Save and Load Checkpoints from Object Storage#
MSC can be used to save and load model checkpoints directly from object storage by specifying MSC URLs for the --save and --load arguments. This allows you to manage checkpoints in object storage.
python pretrain_gpt.py \
--save msc://my-profile/checkpoints \
--load msc://my-profile/checkpoints \
--save-interval 1000
Notes: Only the torch_dist checkpoint format is currently supported when saving to or loading from MSC URLs.
Disable MSC#
By default, MSC integration is automatically enabled when the multi-storage-client library is installed. MSC is also used for regular filesystem paths (like /filesystem_mountpoint/path in --data-path, --save, or --load) even when not using explicit MSC URLs. MSC functions as a very thin abstraction layer with negligible performance impact when used with regular paths, so there’s typically no need to disable it. If you need to disable MSC, you can do so using the --disable-msc flag:
python pretrain_gpt.py --disable-msc
Performance Considerations#
When using object storage with MSC, there are a few important performance implications to keep in mind:
Reading Datasets
Reading training datasets directly from object storage is typically slower than reading from local disk. This is primarily due to:
High latency of object storage systems, especially for small and random read operations (e.g., reading samples from .bin files).
HTTP-based protocols used by object stores (e.g., S3 GET with range requests), which are slower than local filesystem I/O.
To compensate for this latency, it is recommended to increase the number of data loading workers using the --num-workers argument in your training command:
python pretrain_gpt.py --num-workers 8 ...
Increasing the number of workers allows more parallel reads from object storage, helping to mask I/O latency and maintain high GPU utilization during training.
Checkpoint Loading
When using MSC to load checkpoints from object storage, it is important to configure the cache section in your MSC configuration file. This local cache is used to store downloaded checkpoint data and metadata, which significantly reduces load time and memory usage.
Example:
cache:
size: 500G
location: /tmp/msc_cache
For optimal performance, configure the cache directory on a high-speed local storage device such as an NVMe SSD.

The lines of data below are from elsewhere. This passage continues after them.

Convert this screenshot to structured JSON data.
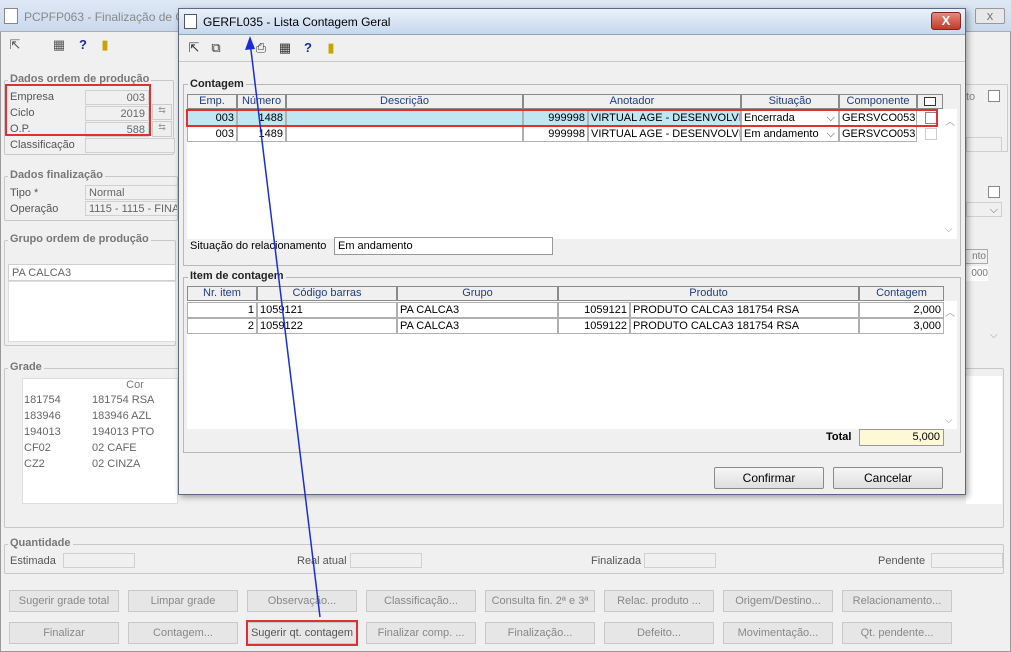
{
  "bg": {
    "title": "PCPFP063 - Finalização de Or",
    "close_icon": "x",
    "ordem": {
      "section": "Dados ordem de produção",
      "empresa_label": "Empresa",
      "empresa_value": "003",
      "ciclo_label": "Ciclo",
      "ciclo_value": "2019",
      "op_label": "O.P.",
      "op_value": "588",
      "classificacao_label": "Classificação"
    },
    "finalizacao": {
      "section": "Dados finalização",
      "tipo_label": "Tipo *",
      "tipo_value": "Normal",
      "operacao_label": "Operação",
      "operacao_value": "1115 - 1115 - FINA"
    },
    "grupo": {
      "section": "Grupo ordem de produção",
      "value": "PA CALCA3",
      "right_header": "nto",
      "right_value": "000"
    },
    "grade": {
      "section": "Grade",
      "col_cor": "Cor",
      "rows": [
        [
          "181754",
          "181754 RSA"
        ],
        [
          "183946",
          "183946 AZL"
        ],
        [
          "194013",
          "194013 PTO"
        ],
        [
          "CF02",
          "02 CAFE"
        ],
        [
          "CZ2",
          "02 CINZA"
        ]
      ]
    },
    "quantidade": {
      "section": "Quantidade",
      "estimada": "Estimada",
      "real_atual": "Real atual",
      "finalizada": "Finalizada",
      "pendente": "Pendente"
    },
    "right_edge_text": "to",
    "buttons_row1": [
      "Sugerir grade total",
      "Limpar grade",
      "Observação...",
      "Classificação...",
      "Consulta fin. 2ª e 3ª",
      "Relac. produto ...",
      "Origem/Destino...",
      "Relacionamento..."
    ],
    "buttons_row2": [
      "Finalizar",
      "Contagem...",
      "Sugerir qt. contagem",
      "Finalizar comp. ...",
      "Finalização...",
      "Defeito...",
      "Movimentação...",
      "Qt. pendente..."
    ]
  },
  "dialog": {
    "title": "GERFL035 - Lista Contagem Geral",
    "close_label": "X",
    "toolbar_icons": [
      "exit-icon",
      "copy-icon",
      "print-icon",
      "grid-icon",
      "help-icon",
      "door-icon"
    ],
    "contagem": {
      "section": "Contagem",
      "headers": [
        "Emp.",
        "Número",
        "Descrição",
        "Anotador",
        "Situação",
        "Componente"
      ],
      "rows": [
        {
          "emp": "003",
          "numero": "1488",
          "descricao": "",
          "anot_code": "999998",
          "anot_name": "VIRTUAL AGE - DESENVOLVIM",
          "situacao": "Encerrada",
          "componente": "GERSVCO053"
        },
        {
          "emp": "003",
          "numero": "1489",
          "descricao": "",
          "anot_code": "999998",
          "anot_name": "VIRTUAL AGE - DESENVOLVIM",
          "situacao": "Em andamento",
          "componente": "GERSVCO053"
        }
      ],
      "situacao_rel_label": "Situação do relacionamento",
      "situacao_rel_value": "Em andamento"
    },
    "item": {
      "section": "Item de contagem",
      "headers": [
        "Nr. item",
        "Código barras",
        "Grupo",
        "Produto",
        "Contagem"
      ],
      "rows": [
        {
          "nr": "1",
          "codigo": "1059121",
          "grupo": "PA CALCA3",
          "prod_code": "1059121",
          "prod_name": "PRODUTO CALCA3 181754 RSA",
          "contagem": "2,000"
        },
        {
          "nr": "2",
          "codigo": "1059122",
          "grupo": "PA CALCA3",
          "prod_code": "1059122",
          "prod_name": "PRODUTO CALCA3 181754 RSA",
          "contagem": "3,000"
        }
      ],
      "total_label": "Total",
      "total_value": "5,000"
    },
    "confirm_label": "Confirmar",
    "cancel_label": "Cancelar"
  }
}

Additional Resources and Advanced Configuration#
Refer to the MSC Configuration Documentation for complete documentation on MSC configuration options, including detailed information about supported storage providers, credentials management, and advanced caching strategies.

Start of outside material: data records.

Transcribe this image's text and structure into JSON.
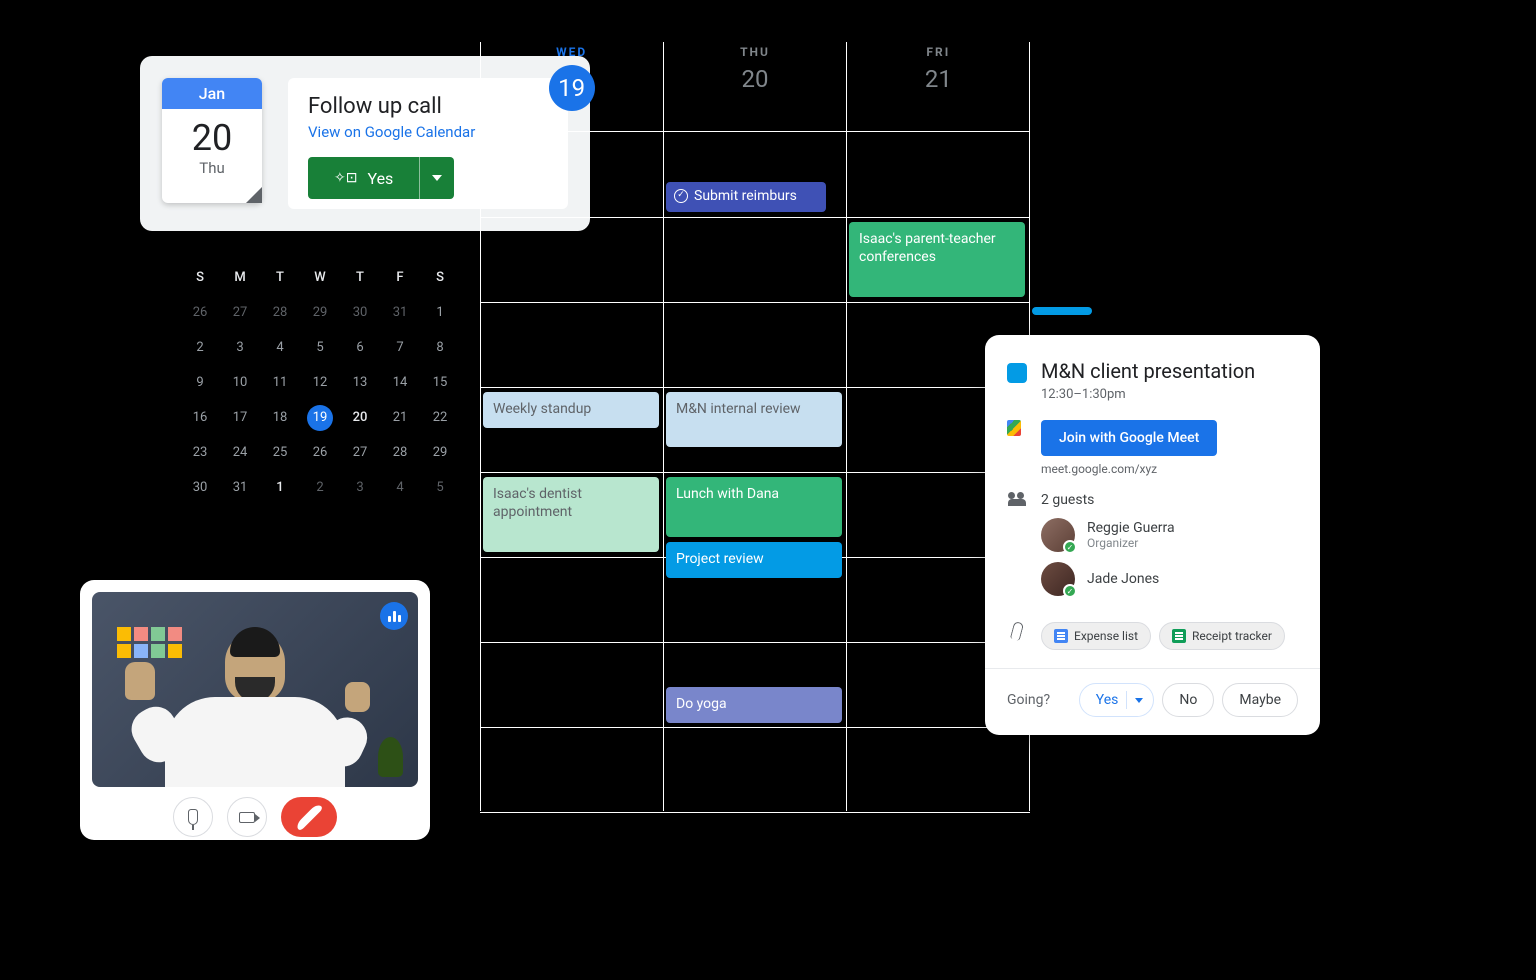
{
  "followup": {
    "month": "Jan",
    "day": "20",
    "dow": "Thu",
    "title": "Follow up call",
    "link": "View on Google Calendar",
    "yes": "Yes"
  },
  "mini_cal": {
    "headers": [
      "S",
      "M",
      "T",
      "W",
      "T",
      "F",
      "S"
    ],
    "rows": [
      [
        {
          "n": "26",
          "c": "prev"
        },
        {
          "n": "27",
          "c": "prev"
        },
        {
          "n": "28",
          "c": "prev"
        },
        {
          "n": "29",
          "c": "prev"
        },
        {
          "n": "30",
          "c": "prev"
        },
        {
          "n": "31",
          "c": "prev"
        },
        {
          "n": "1",
          "c": ""
        }
      ],
      [
        {
          "n": "2",
          "c": ""
        },
        {
          "n": "3",
          "c": ""
        },
        {
          "n": "4",
          "c": ""
        },
        {
          "n": "5",
          "c": ""
        },
        {
          "n": "6",
          "c": ""
        },
        {
          "n": "7",
          "c": ""
        },
        {
          "n": "8",
          "c": ""
        }
      ],
      [
        {
          "n": "9",
          "c": ""
        },
        {
          "n": "10",
          "c": ""
        },
        {
          "n": "11",
          "c": ""
        },
        {
          "n": "12",
          "c": ""
        },
        {
          "n": "13",
          "c": ""
        },
        {
          "n": "14",
          "c": ""
        },
        {
          "n": "15",
          "c": ""
        }
      ],
      [
        {
          "n": "16",
          "c": ""
        },
        {
          "n": "17",
          "c": ""
        },
        {
          "n": "18",
          "c": ""
        },
        {
          "n": "19",
          "c": "today"
        },
        {
          "n": "20",
          "c": "bold"
        },
        {
          "n": "21",
          "c": ""
        },
        {
          "n": "22",
          "c": ""
        }
      ],
      [
        {
          "n": "23",
          "c": ""
        },
        {
          "n": "24",
          "c": ""
        },
        {
          "n": "25",
          "c": ""
        },
        {
          "n": "26",
          "c": ""
        },
        {
          "n": "27",
          "c": ""
        },
        {
          "n": "28",
          "c": ""
        },
        {
          "n": "29",
          "c": ""
        }
      ],
      [
        {
          "n": "30",
          "c": ""
        },
        {
          "n": "31",
          "c": ""
        },
        {
          "n": "1",
          "c": "bold"
        },
        {
          "n": "2",
          "c": "next"
        },
        {
          "n": "3",
          "c": "next"
        },
        {
          "n": "4",
          "c": "next"
        },
        {
          "n": "5",
          "c": "next"
        }
      ]
    ]
  },
  "week": {
    "days": [
      {
        "dow": "WED",
        "date": "19",
        "active": true
      },
      {
        "dow": "THU",
        "date": "20",
        "active": false
      },
      {
        "dow": "FRI",
        "date": "21",
        "active": false
      }
    ],
    "events": {
      "submit": "Submit reimburs",
      "parent_teacher": "Isaac's parent-teacher conferences",
      "standup": "Weekly standup",
      "internal_review": "M&N internal review",
      "dentist": "Isaac's dentist appointment",
      "lunch": "Lunch with Dana",
      "project_review": "Project review",
      "yoga": "Do yoga"
    }
  },
  "detail": {
    "title": "M&N client presentation",
    "time": "12:30–1:30pm",
    "join": "Join with Google Meet",
    "url": "meet.google.com/xyz",
    "guest_count": "2 guests",
    "guests": [
      {
        "name": "Reggie Guerra",
        "role": "Organizer"
      },
      {
        "name": "Jade Jones",
        "role": ""
      }
    ],
    "attachments": [
      {
        "label": "Expense list",
        "type": "doc"
      },
      {
        "label": "Receipt tracker",
        "type": "sheet"
      }
    ],
    "going": "Going?",
    "rsvp": {
      "yes": "Yes",
      "no": "No",
      "maybe": "Maybe"
    }
  }
}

MSC supports collecting observability metrics and traces to help monitor and debug data access patterns during training. These metrics can help you identify bottlenecks in your data loading pipeline, optimize caching strategies, and monitor resource utilization when training with large datasets in object storage. For more information about MSC’s observability features, see the MSC Observability Documentation.

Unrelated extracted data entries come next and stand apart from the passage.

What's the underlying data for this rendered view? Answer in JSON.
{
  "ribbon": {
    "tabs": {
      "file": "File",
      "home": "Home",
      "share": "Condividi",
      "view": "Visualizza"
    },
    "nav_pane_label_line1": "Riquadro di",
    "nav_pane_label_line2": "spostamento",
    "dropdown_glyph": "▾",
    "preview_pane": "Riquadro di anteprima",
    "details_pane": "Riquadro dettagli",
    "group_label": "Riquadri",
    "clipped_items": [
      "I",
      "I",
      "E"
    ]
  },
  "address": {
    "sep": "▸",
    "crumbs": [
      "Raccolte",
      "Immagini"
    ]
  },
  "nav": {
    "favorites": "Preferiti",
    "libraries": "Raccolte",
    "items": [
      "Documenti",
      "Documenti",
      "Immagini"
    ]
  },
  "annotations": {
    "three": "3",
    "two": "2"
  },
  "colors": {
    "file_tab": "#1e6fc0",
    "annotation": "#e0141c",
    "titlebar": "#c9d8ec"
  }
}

MSC offers an experimental Rust client that bypasses Python’s Global Interpreter Lock (GIL) to significantly improve performance for multi-threaded I/O operations. The Rust client supports AWS S3, SwiftStack, and Google Cloud Storage, enabling true concurrent execution for much better performance compared to the Python implementation. To enable it, add rust_client: {} to your storage provider configuration. For more details, see the MSC Rust Client Documentation.